[Python-Dev] Next-to-last wart in Python syntax.

Thomas Wouters thomas@xs4all.net
Wed, 14 Mar 2001 14:58:50 +0100


On Wed, Mar 14, 2001 at 02:09:51PM +0100, Fredrik Lundh wrote:
> finn wrote:

> > >>>> spam(class=1)
> > >{'class': 1}
> > >>>> spam(print=1)
> > >{'print': 1}
> > 
> > Exactly.

> how hard would it be to fix this in CPython?  can it be
> done in time for 2.1?  (Thomas?)

Well, monday night my jetlag hit very badly (I flew back on the night from
saturday to sunday) and caused me to skip an entire night of sleep. I spent
part of that breaking my brain over the parser :) I have no experience with
parsers or parser-writing, by the way, so this comes hard to me, and I have
no clue how this is solved in other parsers.

I seriously doubt it can be done for 2.1, unless someone knows parsers well
and can deliver an extended version of the current parser well before the
next beta. Changing the parser to something not so limited as our current
parser would be too big a change to slip in right before 2.1. 

Fixing the current parser is possible, but not straightforward. As far as I
can figure out, the parser first breaks up the file in elements and then
classifies the elements, and if an element cannot be classified, it is left
as bareword for the subsequent passes to catch it as either a valid
identifier in a valid context, or a syntax error.

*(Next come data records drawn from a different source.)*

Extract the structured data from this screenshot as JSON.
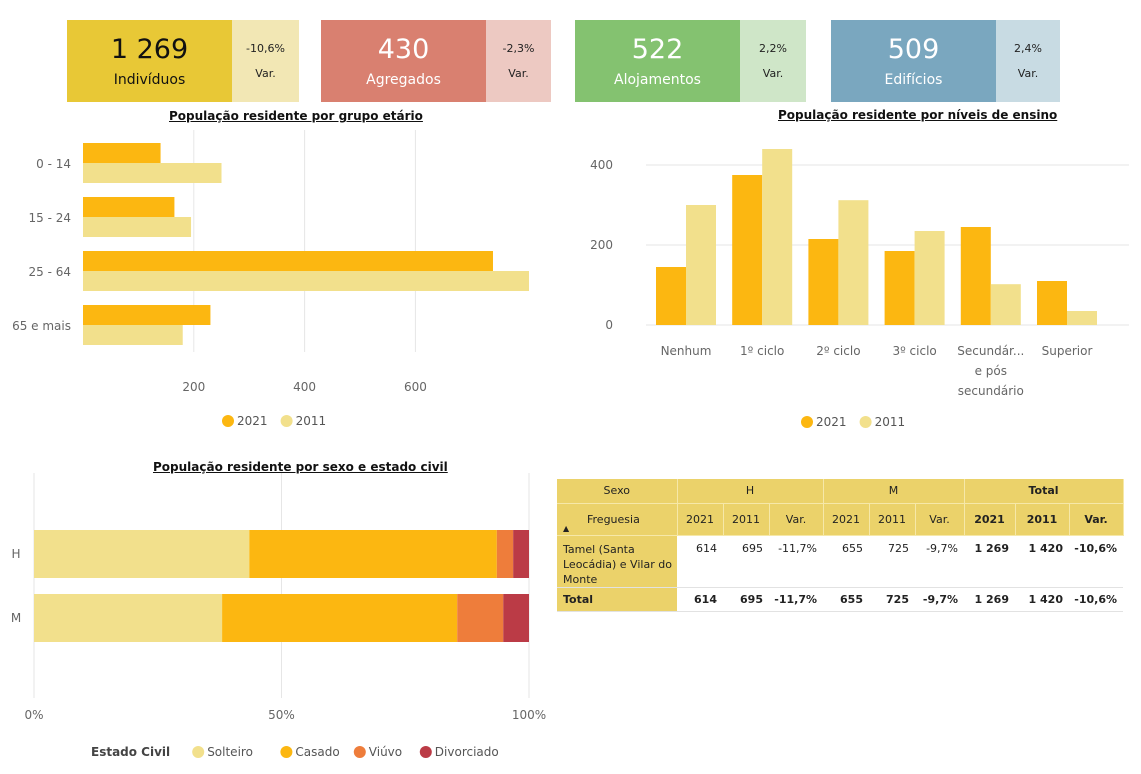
{
  "kpis": [
    {
      "value": "1 269",
      "label": "Indivíduos",
      "var": "-10,6%",
      "var_label": "Var.",
      "color_main": "#e8c836",
      "color_side": "#f2e7b4"
    },
    {
      "value": "430",
      "label": "Agregados",
      "var": "-2,3%",
      "var_label": "Var.",
      "color_main": "#d98070",
      "color_side": "#edc9c2"
    },
    {
      "value": "522",
      "label": "Alojamentos",
      "var": "2,2%",
      "var_label": "Var.",
      "color_main": "#84c270",
      "color_side": "#cfe6c8"
    },
    {
      "value": "509",
      "label": "Edifícios",
      "var": "2,4%",
      "var_label": "Var.",
      "color_main": "#7aa7bf",
      "color_side": "#c8dbe3"
    }
  ],
  "chart_data": [
    {
      "type": "bar",
      "orientation": "horizontal",
      "title": "População residente por grupo etário",
      "categories": [
        "0 - 14",
        "15 - 24",
        "25 - 64",
        "65 e mais"
      ],
      "series": [
        {
          "name": "2021",
          "values": [
            140,
            165,
            740,
            230
          ],
          "color": "#fcb711"
        },
        {
          "name": "2011",
          "values": [
            250,
            195,
            805,
            180
          ],
          "color": "#f2e08c"
        }
      ],
      "xticks": [
        "200",
        "400",
        "600"
      ],
      "xlim": [
        0,
        805
      ],
      "grid": true,
      "legend": "bottom"
    },
    {
      "type": "bar",
      "title": "População residente por níveis de ensino",
      "categories": [
        [
          "Nenhum"
        ],
        [
          "1º ciclo"
        ],
        [
          "2º ciclo"
        ],
        [
          "3º ciclo"
        ],
        [
          "Secundár...",
          "e pós",
          "secundário"
        ],
        [
          "Superior"
        ]
      ],
      "series": [
        {
          "name": "2021",
          "values": [
            145,
            375,
            215,
            185,
            245,
            110
          ],
          "color": "#fcb711"
        },
        {
          "name": "2011",
          "values": [
            300,
            440,
            312,
            235,
            102,
            35
          ],
          "color": "#f2e08c"
        }
      ],
      "yticks": [
        "0",
        "200",
        "400"
      ],
      "ylim": [
        0,
        440
      ],
      "grid": true,
      "legend": "bottom"
    },
    {
      "type": "bar",
      "orientation": "horizontal",
      "stacked": "percent",
      "title": "População residente por sexo e estado civil",
      "categories": [
        "H",
        "M"
      ],
      "legend_title": "Estado Civil",
      "series": [
        {
          "name": "Solteiro",
          "values": [
            43.5,
            38
          ],
          "color": "#f2e08c"
        },
        {
          "name": "Casado",
          "values": [
            50,
            47.5
          ],
          "color": "#fcb711"
        },
        {
          "name": "Viúvo",
          "values": [
            3.3,
            9.3
          ],
          "color": "#ee7d3b"
        },
        {
          "name": "Divorciado",
          "values": [
            3.2,
            5.2
          ],
          "color": "#bb3b46"
        }
      ],
      "xticks": [
        "0%",
        "50%",
        "100%"
      ],
      "xlim": [
        0,
        100
      ],
      "grid": true,
      "legend": "bottom"
    }
  ],
  "table": {
    "col_sexo": "Sexo",
    "col_freguesia": "Freguesia",
    "groups": [
      "H",
      "M",
      "Total"
    ],
    "subcols": [
      "2021",
      "2011",
      "Var.",
      "2021",
      "2011",
      "Var.",
      "2021",
      "2011",
      "Var."
    ],
    "rows": [
      {
        "name": "Tamel (Santa Leocádia) e Vilar do Monte",
        "values": [
          "614",
          "695",
          "-11,7%",
          "655",
          "725",
          "-9,7%",
          "1 269",
          "1 420",
          "-10,6%"
        ]
      }
    ],
    "total": {
      "name": "Total",
      "values": [
        "614",
        "695",
        "-11,7%",
        "655",
        "725",
        "-9,7%",
        "1 269",
        "1 420",
        "-10,6%"
      ]
    }
  }
}
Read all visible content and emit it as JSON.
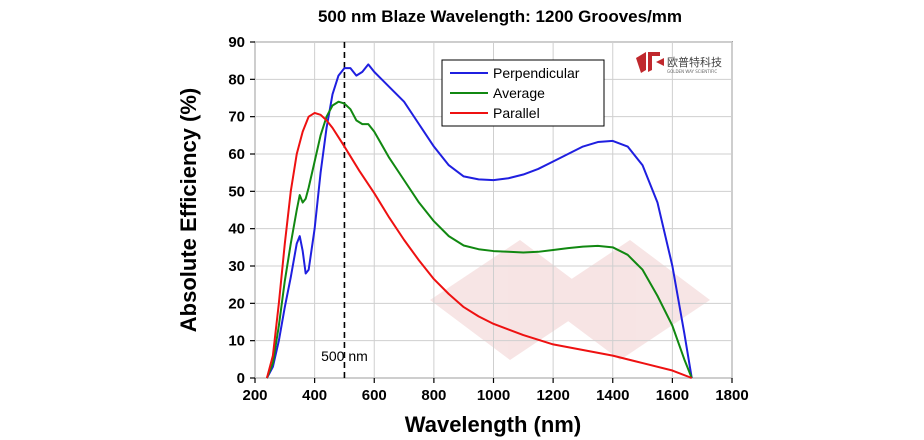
{
  "chart_data": {
    "type": "line",
    "title": "500 nm Blaze Wavelength: 1200 Grooves/mm",
    "xlabel": "Wavelength (nm)",
    "ylabel": "Absolute Efficiency (%)",
    "xlim": [
      200,
      1800
    ],
    "ylim": [
      0,
      90
    ],
    "xticks": [
      200,
      400,
      600,
      800,
      1000,
      1200,
      1400,
      1600,
      1800
    ],
    "yticks": [
      0,
      10,
      20,
      30,
      40,
      50,
      60,
      70,
      80,
      90
    ],
    "grid": true,
    "legend_position": "top-right",
    "series": [
      {
        "name": "Perpendicular",
        "color": "#1f1fe0",
        "x": [
          240,
          260,
          280,
          300,
          320,
          340,
          350,
          360,
          370,
          380,
          400,
          420,
          440,
          460,
          480,
          500,
          520,
          540,
          560,
          580,
          600,
          650,
          700,
          750,
          800,
          850,
          900,
          950,
          1000,
          1050,
          1100,
          1150,
          1200,
          1250,
          1300,
          1350,
          1400,
          1450,
          1500,
          1550,
          1600,
          1640,
          1665
        ],
        "y": [
          0,
          3,
          10,
          19,
          27,
          36,
          38,
          34,
          28,
          29,
          40,
          55,
          67,
          76,
          81,
          83,
          83,
          81,
          82,
          84,
          82,
          78,
          74,
          68,
          62,
          57,
          54,
          53.2,
          53,
          53.5,
          54.5,
          56,
          58,
          60,
          62,
          63.2,
          63.5,
          62,
          57,
          47,
          30,
          12,
          0
        ]
      },
      {
        "name": "Average",
        "color": "#118811",
        "x": [
          240,
          260,
          280,
          300,
          320,
          340,
          350,
          360,
          370,
          380,
          400,
          420,
          440,
          460,
          480,
          500,
          520,
          540,
          560,
          580,
          600,
          650,
          700,
          750,
          800,
          850,
          900,
          950,
          1000,
          1050,
          1100,
          1150,
          1200,
          1250,
          1300,
          1350,
          1400,
          1450,
          1500,
          1550,
          1600,
          1640,
          1665
        ],
        "y": [
          0,
          4,
          14,
          26,
          36,
          45,
          49,
          47,
          48,
          51,
          58,
          65,
          70,
          73,
          74,
          73.5,
          72,
          69,
          68,
          68,
          66,
          59,
          53,
          47,
          42,
          38,
          35.5,
          34.5,
          34,
          33.8,
          33.6,
          33.8,
          34.3,
          34.8,
          35.2,
          35.4,
          35,
          33,
          29,
          22,
          14,
          5,
          0
        ]
      },
      {
        "name": "Parallel",
        "color": "#ee1111",
        "x": [
          240,
          260,
          280,
          300,
          320,
          340,
          360,
          380,
          400,
          420,
          440,
          460,
          480,
          500,
          550,
          600,
          650,
          700,
          750,
          800,
          850,
          900,
          950,
          1000,
          1100,
          1200,
          1300,
          1400,
          1500,
          1600,
          1665
        ],
        "y": [
          0,
          6,
          20,
          36,
          50,
          60,
          66,
          70,
          71,
          70.5,
          69,
          67,
          64.5,
          62,
          55.5,
          49.5,
          43,
          37,
          31.5,
          26.5,
          22.5,
          19,
          16.5,
          14.5,
          11.5,
          9,
          7.5,
          6,
          4,
          2,
          0
        ]
      }
    ],
    "annotations": [
      {
        "text": "500 nm",
        "x": 500,
        "line": "dashed-vertical"
      }
    ]
  },
  "logo": {
    "name": "欧普特科技",
    "subtitle": "GOLDEN WAY SCIENTIFIC",
    "color": "#c0282d"
  }
}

I guess it should be possible to hack the parser so it accepts other
statements where it expects an identifier, and then treats those statements
as strings, but you can't just accept all statements -- some will be needed
to bracket the identifier, or you get weird behaviour when you say 'def ()'.
So you need to maintain a list of acceptible statements and try each of
those... My guess is that it's possible, I just haven't figured out how to
do it yet. Can we force a certain 'ordering' in the keywords (their symbolic
number as #defined in graminit.h) some way ?

Another solution would be to do it explicitly in Grammar. I posted an
attempt at that before, but it hurts. It can be done in two ways, both of
which hurt for different reasons :) For example,

funcdef: 'def' NAME parameters ':' suite

can be changed in

funcdef: 'def' nameorkw parameters ':' suite
nameorkw: NAME | 'def' | 'and' | 'pass' | 'print' | 'return' | ...

or in

funcdef: 'def' (NAME | 'def' | 'and' | 'pass' | 'print' | ...) parameters ':' suite

The first means changing the places that currently accept a NAME, and that
means that all places where the compiler does STR(node) have to be checked.
There is a *lot* of those, and it isn't directly obvious whether they expect
node to be a NAME, or really know that, or think they know that. STR() could
be made to detect 'nameorkw' nodetypes and get the STR() of its first child
if so, but that's really an ugly hack.

The second way is even more of an ugly hack, but it doesn't require any
changes in the parser. It just requires making the Grammar look like random
garbage :) Of course, we could keep the grammar the way it is, and
preprocess it before feeding it to the parser, extracting all keywords
dynamically and sneakily replacing NAME with (NAME | keywords )... hmm...
that might actually be workable. It would still be a hack, though.

Now-for-something-easy--meetings!-ly y'rs ;)
-- 
Thomas Wouters <thomas@xs4all.net>

Hi! I'm a .signature virus! copy me into your .signature file to help me spread!